New Research: LGB People 2x More Likely to Smoke & Drink
Publish Date: 30/08/2013
Lesbian and gay young people in England twice as likely to smoke and drink alcohol
Young people who identify as lesbian, gay or bisexual are twice as likely to have smoked than their heterosexual peers, according to new research. Lesbian and gay young people were also more likely to drink alcohol frequently and more hazardously.
The interdisciplinary research team comprised researchers from five UK Universities (UCL, University of Cambridge, London Metropolitan University, De Montfort University Leicester and Brunel University), a doctor working in General Practice and a consultant from Public Health England.
The researchers looked at data from over 7,600 participants who entered the study at age 13/14 and were followed for five years. All the participants were asked about their cigarette smoking and alcohol use. At age 18/19, they were asked about their sexual identity.
This is the first UK study in which representative data has been available. Most previous research in this area has come from the US.
Young people who identified as gay, lesbian or bisexual (3.5% of the sample) were around twice as likely as heterosexuals to have smoked during the follow-up.
Gay or lesbian participants were more likely to say that they drank alcohol frequently (more than weekly), and report hazardous alcohol drinking patterns (frequent intoxication).
Bisexual participants were more likely to have smoked but had similar alcohol use patterns to their heterosexual peers.
Lead researcher Dr Gareth Hagger-Johnson, from the UCL Department of Epidemiology and Public Health, said: “Smoking and drinking alcohol frequently and hazardously can lead to chronic disease in later life, and so we should be worried about these health inequalities in this minority group and the longer term consequences they may face.”
“From a public health perspective, we need to understand why young gay, lesbian and bisexual people are more likely to engage in risky health behaviours than their heterosexual peers...we are concerned that ‘minority stress’, resulting from homophobia and heterosexism, might lead people to self-medicate symptoms of anxiety and depression with cigarettes and alcohol.”

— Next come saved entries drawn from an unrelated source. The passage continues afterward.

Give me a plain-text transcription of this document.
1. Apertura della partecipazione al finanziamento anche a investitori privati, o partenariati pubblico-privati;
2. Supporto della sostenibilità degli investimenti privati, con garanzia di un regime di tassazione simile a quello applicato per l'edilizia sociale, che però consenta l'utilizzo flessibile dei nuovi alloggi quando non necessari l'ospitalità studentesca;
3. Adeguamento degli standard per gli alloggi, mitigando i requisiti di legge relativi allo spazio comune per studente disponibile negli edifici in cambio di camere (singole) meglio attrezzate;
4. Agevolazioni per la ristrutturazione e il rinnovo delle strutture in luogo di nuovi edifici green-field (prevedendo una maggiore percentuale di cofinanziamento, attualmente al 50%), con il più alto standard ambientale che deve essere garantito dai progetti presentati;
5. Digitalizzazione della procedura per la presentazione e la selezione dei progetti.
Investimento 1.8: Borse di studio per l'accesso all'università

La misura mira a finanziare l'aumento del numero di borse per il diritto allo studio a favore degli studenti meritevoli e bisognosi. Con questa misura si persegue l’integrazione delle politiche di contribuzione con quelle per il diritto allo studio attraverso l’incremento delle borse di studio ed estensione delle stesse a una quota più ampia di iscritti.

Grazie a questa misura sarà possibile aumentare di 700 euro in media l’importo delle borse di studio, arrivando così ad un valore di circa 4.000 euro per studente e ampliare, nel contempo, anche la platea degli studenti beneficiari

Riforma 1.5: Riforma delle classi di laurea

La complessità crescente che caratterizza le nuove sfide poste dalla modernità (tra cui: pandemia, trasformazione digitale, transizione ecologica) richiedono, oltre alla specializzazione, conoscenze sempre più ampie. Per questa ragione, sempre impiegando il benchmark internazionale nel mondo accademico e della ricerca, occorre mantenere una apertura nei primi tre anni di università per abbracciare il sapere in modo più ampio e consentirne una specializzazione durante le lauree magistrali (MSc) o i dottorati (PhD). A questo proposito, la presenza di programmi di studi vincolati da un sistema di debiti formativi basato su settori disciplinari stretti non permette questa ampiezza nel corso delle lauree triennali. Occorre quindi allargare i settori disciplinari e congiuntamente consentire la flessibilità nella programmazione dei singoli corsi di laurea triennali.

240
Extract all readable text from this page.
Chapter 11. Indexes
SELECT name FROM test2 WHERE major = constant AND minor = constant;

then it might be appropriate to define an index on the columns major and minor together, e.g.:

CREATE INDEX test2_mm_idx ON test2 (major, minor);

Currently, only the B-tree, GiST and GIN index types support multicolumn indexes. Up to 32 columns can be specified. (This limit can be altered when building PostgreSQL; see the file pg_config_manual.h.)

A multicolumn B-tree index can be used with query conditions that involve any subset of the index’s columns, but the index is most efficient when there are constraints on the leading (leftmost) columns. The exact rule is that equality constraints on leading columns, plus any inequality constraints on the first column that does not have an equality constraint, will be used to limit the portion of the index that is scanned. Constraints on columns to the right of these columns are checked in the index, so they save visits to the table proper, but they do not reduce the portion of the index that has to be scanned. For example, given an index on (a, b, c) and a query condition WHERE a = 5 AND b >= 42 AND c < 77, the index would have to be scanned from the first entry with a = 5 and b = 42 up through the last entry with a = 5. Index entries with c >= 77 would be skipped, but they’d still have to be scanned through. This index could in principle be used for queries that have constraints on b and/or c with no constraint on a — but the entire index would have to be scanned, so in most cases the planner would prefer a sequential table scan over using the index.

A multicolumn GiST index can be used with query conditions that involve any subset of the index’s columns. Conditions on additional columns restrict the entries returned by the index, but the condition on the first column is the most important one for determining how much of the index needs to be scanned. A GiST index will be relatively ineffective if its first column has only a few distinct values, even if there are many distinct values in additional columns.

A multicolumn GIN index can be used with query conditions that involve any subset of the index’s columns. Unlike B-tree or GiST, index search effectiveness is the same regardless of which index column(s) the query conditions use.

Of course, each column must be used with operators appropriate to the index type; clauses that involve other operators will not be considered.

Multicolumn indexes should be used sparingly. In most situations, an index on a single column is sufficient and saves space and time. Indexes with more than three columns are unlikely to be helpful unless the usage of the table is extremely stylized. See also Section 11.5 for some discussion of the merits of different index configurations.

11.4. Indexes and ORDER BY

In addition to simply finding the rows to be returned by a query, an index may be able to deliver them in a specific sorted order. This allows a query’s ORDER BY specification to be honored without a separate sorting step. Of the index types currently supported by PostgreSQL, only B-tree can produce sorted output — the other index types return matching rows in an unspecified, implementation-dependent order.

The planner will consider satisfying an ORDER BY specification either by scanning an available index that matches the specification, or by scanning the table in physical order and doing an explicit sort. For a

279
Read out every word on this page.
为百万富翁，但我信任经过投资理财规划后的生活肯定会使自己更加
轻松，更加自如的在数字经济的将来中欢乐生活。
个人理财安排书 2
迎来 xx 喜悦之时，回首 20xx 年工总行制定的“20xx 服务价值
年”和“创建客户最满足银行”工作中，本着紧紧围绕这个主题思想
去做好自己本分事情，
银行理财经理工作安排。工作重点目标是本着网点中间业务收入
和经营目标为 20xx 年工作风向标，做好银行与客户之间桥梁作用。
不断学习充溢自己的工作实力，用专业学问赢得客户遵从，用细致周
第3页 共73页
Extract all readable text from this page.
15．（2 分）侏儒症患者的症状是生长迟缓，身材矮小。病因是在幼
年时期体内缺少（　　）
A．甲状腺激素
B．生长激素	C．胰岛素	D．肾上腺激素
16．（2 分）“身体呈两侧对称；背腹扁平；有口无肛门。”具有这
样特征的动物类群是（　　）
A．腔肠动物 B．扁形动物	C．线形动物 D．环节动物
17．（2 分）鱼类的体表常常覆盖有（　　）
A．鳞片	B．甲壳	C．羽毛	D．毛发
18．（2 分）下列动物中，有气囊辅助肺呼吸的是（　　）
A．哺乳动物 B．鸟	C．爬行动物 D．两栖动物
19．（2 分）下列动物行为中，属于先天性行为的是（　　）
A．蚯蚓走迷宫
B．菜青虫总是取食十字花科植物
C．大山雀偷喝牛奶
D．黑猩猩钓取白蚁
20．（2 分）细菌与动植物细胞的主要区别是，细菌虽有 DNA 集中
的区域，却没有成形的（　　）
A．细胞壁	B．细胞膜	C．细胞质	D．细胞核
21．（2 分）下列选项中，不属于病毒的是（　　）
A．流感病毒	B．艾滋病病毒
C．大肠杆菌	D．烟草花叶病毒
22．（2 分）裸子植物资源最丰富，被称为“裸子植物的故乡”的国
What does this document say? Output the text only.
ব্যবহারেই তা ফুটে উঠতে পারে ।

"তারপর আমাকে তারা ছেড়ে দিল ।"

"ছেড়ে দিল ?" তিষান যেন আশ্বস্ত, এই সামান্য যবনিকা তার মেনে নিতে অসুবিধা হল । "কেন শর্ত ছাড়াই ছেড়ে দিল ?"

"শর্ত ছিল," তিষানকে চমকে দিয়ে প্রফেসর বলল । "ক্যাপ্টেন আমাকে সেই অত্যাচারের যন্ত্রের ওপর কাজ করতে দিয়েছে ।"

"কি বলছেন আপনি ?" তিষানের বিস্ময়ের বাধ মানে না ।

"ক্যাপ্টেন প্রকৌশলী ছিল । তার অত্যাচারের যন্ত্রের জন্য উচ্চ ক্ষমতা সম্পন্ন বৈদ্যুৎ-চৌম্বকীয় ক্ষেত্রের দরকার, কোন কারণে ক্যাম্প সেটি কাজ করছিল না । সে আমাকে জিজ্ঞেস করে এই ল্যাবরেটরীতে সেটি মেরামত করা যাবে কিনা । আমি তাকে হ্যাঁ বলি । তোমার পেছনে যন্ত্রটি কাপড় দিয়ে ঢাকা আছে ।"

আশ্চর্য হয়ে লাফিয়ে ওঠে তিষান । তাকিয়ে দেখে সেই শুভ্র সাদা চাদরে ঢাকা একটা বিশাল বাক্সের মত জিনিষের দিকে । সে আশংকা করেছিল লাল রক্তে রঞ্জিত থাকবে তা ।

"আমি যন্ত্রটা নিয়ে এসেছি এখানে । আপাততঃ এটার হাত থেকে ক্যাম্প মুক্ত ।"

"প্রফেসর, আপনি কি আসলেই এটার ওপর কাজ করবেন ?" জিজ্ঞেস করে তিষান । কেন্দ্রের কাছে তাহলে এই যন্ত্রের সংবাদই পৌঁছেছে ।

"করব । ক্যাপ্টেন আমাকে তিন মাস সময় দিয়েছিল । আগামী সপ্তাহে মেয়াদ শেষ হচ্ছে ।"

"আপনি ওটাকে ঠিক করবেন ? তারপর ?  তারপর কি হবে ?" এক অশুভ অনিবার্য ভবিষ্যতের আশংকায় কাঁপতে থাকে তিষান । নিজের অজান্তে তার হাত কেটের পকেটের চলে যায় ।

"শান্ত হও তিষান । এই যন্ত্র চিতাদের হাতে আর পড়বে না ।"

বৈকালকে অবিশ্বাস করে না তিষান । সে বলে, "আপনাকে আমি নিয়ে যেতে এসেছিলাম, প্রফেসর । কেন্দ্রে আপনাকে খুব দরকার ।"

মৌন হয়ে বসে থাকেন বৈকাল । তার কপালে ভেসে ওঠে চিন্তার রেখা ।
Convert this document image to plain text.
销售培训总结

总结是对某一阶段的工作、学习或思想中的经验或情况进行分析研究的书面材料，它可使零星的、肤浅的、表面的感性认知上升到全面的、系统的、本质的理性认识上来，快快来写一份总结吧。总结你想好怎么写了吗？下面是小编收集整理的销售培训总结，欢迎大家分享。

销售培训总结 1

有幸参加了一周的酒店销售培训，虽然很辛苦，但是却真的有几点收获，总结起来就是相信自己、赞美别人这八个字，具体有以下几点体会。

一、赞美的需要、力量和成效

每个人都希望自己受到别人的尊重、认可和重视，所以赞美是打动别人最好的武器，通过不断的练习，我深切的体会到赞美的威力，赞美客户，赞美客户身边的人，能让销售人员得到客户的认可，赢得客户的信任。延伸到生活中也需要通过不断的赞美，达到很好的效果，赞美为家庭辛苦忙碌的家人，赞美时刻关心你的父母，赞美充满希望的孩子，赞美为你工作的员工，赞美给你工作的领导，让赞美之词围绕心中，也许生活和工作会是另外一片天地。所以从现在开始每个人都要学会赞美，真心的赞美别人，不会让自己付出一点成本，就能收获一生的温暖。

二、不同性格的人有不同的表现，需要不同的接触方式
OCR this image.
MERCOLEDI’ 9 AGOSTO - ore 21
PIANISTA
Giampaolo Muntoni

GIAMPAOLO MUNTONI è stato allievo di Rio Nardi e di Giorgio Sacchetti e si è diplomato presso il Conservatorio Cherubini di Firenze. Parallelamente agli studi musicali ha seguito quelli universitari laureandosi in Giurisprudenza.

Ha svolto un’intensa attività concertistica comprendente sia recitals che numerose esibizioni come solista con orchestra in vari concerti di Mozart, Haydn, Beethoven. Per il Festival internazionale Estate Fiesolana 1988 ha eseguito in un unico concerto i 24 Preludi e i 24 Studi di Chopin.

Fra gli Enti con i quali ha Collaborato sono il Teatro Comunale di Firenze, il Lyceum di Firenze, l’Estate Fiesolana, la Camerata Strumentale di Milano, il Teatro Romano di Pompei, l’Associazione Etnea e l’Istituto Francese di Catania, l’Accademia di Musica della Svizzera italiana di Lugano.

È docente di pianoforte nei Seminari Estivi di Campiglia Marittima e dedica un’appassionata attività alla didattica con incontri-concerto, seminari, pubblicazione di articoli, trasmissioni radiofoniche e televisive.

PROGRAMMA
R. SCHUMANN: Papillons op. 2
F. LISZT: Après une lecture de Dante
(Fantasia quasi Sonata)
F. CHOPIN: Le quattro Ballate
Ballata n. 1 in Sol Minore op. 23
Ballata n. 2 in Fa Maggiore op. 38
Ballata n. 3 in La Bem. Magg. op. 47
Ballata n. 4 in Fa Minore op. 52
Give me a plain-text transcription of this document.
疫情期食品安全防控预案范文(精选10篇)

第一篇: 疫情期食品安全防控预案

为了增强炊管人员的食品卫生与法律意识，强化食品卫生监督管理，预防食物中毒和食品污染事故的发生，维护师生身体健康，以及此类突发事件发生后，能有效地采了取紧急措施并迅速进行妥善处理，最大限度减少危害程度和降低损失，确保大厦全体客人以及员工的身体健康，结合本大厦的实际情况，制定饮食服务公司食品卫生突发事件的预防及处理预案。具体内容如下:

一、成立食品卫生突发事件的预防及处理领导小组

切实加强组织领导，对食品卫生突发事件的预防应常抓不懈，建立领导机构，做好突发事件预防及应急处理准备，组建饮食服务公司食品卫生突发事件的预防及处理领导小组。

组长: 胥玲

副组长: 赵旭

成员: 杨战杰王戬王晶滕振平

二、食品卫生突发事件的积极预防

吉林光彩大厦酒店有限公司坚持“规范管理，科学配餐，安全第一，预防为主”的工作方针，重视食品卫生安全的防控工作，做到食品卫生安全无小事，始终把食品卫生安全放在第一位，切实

Dr Caroline Yorston, Policy & Research Officer for The Lesbian & Gay Foundation comments #
"The LGF welcomes the release of this new research as it will hopefully increase awareness of the potentially damaging impact of substance use on LGB people, which as this study shows can start at a young age.
"In our own research, Part of the Picture, we’ve also found that LGB people aged 16-24 are more likely to use substances than their heterosexual peers. Furthermore, our data also indicates that among the LGB community itself, young people more commonly take drugs and drink to harmful levels.
"There is clearly some work to be done to understand the substance use habits of younger LGB people and we fully support any call to put this issue on the public health agenda as the potential for hidden harm is great."